Quand tous les pauvres s’y mettront.

2 Messages

  • Drôme et ailleurs : les couvre-feux ne sont pas une mesure sanitaire, mais sécuritaire Le 11 avril à 15:53, par Camille Z

    Interpellation mortelle à Béziers pour non respect du couvre-feu - Un homme de 33 ans est mort au commissariat de Béziers vers 23h30 ce mercredi 8 avril, après son interpellation par la police municipale pour “non respect du couvre-feu”.

    Répondre à ce message

  • Drôme et ailleurs : les couvre-feux ne sont pas une mesure sanitaire, mais sécuritaire Le 29 mars à 16:47, par Camille Z

    🔵 CONFINEMENT & DÉLIRE TOTALITAIRE : UNLICOPTÈRE NOCTURNE AVEC VISION INFRAROUGE À NANTES

    - 3 jeunes verbalisés.
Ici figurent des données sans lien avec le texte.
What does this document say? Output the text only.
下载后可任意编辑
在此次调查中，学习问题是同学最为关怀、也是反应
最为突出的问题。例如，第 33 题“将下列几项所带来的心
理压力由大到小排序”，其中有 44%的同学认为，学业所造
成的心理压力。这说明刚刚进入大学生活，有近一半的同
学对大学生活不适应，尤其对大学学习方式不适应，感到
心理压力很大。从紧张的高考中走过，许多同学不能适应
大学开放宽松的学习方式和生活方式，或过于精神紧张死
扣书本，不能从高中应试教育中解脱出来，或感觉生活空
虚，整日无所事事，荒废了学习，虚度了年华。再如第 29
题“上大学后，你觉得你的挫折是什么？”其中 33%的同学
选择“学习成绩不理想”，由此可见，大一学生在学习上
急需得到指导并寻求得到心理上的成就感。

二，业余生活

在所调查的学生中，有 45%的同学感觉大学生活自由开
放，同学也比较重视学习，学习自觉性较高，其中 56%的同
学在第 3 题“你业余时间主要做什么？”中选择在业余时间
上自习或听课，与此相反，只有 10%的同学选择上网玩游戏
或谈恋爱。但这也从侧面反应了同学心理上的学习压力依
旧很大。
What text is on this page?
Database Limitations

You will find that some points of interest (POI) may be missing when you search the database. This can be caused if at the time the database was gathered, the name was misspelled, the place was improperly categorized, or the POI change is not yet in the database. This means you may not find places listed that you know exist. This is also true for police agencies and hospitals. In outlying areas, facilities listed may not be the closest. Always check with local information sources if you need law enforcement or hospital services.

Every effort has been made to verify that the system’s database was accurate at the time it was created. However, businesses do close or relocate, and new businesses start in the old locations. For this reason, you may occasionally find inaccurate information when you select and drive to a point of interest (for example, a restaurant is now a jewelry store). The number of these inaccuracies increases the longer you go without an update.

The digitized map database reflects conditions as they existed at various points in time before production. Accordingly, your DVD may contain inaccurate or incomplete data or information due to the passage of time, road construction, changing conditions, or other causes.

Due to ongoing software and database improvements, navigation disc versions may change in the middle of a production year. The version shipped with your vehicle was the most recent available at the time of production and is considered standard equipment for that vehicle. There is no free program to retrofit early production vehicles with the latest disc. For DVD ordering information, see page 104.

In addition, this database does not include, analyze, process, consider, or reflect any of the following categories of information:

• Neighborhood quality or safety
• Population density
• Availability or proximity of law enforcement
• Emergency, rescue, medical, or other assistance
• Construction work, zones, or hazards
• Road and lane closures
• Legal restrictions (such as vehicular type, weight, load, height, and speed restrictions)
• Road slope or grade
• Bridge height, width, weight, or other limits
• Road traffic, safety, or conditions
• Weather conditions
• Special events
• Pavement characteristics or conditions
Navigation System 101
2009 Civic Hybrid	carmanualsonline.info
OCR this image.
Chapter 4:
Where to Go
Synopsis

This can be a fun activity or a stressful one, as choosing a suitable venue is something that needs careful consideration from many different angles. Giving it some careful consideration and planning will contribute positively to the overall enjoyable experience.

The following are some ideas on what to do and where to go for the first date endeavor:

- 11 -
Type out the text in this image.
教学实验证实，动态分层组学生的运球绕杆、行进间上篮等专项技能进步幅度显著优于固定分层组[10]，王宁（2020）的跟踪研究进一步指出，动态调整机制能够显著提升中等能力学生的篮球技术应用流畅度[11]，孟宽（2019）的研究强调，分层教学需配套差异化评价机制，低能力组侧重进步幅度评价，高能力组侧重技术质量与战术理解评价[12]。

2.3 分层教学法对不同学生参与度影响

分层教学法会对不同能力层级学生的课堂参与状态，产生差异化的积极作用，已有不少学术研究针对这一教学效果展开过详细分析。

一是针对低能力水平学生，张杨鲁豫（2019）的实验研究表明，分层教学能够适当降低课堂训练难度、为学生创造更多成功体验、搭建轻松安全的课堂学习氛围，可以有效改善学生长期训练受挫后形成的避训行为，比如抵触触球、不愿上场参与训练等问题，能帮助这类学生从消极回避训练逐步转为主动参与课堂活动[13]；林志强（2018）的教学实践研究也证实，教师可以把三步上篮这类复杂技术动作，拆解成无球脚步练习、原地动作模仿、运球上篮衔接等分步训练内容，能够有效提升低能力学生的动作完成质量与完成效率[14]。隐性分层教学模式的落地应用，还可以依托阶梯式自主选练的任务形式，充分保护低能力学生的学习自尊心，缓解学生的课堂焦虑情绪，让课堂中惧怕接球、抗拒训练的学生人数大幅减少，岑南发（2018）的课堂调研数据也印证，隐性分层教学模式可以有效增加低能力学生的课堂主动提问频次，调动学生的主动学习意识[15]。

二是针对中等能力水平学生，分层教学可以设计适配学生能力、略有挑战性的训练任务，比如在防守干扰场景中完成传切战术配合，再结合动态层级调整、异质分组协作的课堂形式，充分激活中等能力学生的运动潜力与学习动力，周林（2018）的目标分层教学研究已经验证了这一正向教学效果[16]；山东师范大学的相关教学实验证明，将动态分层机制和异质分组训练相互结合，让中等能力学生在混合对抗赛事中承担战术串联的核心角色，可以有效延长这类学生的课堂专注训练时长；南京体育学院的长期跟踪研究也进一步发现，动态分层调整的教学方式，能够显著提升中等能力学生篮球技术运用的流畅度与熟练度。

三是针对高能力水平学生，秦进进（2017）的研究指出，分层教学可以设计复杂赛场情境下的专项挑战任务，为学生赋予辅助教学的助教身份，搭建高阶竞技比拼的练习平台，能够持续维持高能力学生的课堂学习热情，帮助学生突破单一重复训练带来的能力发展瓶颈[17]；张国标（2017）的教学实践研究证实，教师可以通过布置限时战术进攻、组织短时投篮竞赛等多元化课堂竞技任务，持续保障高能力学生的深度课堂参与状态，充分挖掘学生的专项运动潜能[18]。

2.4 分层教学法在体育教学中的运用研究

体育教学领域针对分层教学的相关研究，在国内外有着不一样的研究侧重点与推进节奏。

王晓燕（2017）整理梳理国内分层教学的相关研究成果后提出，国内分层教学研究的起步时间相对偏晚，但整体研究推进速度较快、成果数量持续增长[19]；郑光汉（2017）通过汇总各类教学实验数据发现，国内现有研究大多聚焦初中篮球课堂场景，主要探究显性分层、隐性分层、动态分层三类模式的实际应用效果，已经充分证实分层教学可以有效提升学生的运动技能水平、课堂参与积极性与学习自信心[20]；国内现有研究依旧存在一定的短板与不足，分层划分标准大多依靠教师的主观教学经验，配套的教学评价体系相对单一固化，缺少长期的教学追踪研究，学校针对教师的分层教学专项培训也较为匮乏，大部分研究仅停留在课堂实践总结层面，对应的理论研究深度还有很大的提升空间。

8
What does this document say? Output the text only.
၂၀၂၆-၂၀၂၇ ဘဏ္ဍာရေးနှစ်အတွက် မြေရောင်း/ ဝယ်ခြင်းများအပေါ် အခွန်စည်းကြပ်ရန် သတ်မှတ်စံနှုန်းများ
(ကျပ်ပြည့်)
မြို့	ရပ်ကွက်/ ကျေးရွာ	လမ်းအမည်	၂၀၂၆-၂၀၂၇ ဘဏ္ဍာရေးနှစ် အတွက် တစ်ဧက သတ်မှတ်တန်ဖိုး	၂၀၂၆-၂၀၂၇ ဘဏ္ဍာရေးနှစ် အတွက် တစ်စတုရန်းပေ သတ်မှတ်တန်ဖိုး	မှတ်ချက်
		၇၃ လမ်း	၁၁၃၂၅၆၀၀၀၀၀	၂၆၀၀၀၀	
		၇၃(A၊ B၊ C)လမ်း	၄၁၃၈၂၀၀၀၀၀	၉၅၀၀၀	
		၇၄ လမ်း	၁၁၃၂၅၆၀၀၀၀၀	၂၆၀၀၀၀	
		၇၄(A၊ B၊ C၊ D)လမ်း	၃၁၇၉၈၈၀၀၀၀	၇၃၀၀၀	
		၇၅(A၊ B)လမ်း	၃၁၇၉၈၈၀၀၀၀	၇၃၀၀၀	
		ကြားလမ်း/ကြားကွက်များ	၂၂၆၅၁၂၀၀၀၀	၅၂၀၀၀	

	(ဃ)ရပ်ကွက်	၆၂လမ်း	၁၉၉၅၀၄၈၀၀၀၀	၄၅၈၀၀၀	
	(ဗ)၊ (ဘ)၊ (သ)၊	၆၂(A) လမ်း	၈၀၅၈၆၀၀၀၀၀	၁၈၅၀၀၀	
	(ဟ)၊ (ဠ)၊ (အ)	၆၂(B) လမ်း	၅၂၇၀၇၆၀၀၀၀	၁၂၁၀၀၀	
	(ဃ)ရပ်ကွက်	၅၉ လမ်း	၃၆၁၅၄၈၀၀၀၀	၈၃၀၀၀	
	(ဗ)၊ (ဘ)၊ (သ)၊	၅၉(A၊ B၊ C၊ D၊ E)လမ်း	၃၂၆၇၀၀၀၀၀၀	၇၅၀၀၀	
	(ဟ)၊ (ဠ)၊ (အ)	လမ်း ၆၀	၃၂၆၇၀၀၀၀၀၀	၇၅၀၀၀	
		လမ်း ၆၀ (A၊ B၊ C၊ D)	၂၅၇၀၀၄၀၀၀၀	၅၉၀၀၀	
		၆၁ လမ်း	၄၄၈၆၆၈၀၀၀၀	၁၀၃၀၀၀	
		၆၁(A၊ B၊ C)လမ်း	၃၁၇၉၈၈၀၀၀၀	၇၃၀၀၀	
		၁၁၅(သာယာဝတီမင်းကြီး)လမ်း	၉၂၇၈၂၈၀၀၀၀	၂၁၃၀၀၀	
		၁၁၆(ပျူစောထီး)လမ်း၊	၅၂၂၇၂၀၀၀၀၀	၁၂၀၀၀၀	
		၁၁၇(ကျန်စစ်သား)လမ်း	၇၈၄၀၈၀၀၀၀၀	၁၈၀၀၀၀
Les autorités mettent des moyens illimités pour surveiller la population -

    Il n’y a pas de masques ni de tests dans les hôpitaux pour faire face à la pandémie, les autorités déploient des moyens gigantesques pour surveiller et réprimer. Des drones sont utilisés dans de nombreuses villes pour traquer les personnes qui sortent de chez elles, et les menacer avec des hauts parleurs. Des scènes qu’on croirait sorties d’un mauvais film de science fiction.

    Une étape supplémentaire est franchie localement. En plus du drone qui survole Nantes en journée, un hélicoptère sillonne le ciel de la métropole la nuit ! Ouest-France explique qu’un « hélicoptère de la gendarmerie, venu de Rennes, vole au dessus de Nantes pour repérer les contrevenants croyant passer inaperçus dans le noir. » Surveillance totale, 24H/24.

    Le journal ajoute : « la noirceur de la nuit n’est pas un obstacle. Les caméras infrarouges de l’appareil sont capables de deviner à des centaines de mètres la présence d’êtres humains ou d’animaux. Autre avantage pour les forces de l’ordre : de là où il est, l’hélico ne peut être ni vu, ni entendu, par les personnes au sol. »

    Des moyens technologiques de pointe, dignes de l’antiterrorisme, ou plus récemment utilisés pour surveiller les frontières, sont à présent déployés contre la population pour lui imposer un confinement de plus en plus absurde. Dans la nuit de vendredi à samedi, l’hélicoptère a repéré « trois jeunes gens, à bord de deux véhicules garés à Sucé-sur-Erdre », au nord de Nantes. La terrible menace a immédiatement été neutralisée avec des amendes. Le patron du MEDEF et les habitants des beaux quartiers qui violent le confinement subiront-ils de tels dispositifs ?

    Pour rappel, une seule heure de vol d’un hélicoptère coûte entre 3 et 6000 euros. Pour fliquer 3 jeunes donc. L’hôpital est exsangue, mais tous les moyens sont bons pour la répression.

    La pandémie est décidément l’occasion pour les autorités de tester in vivo leurs innovations de contrôle. Le monde de l’après-confinement s’annonce encore plus sombre que celui qui précédait la crise.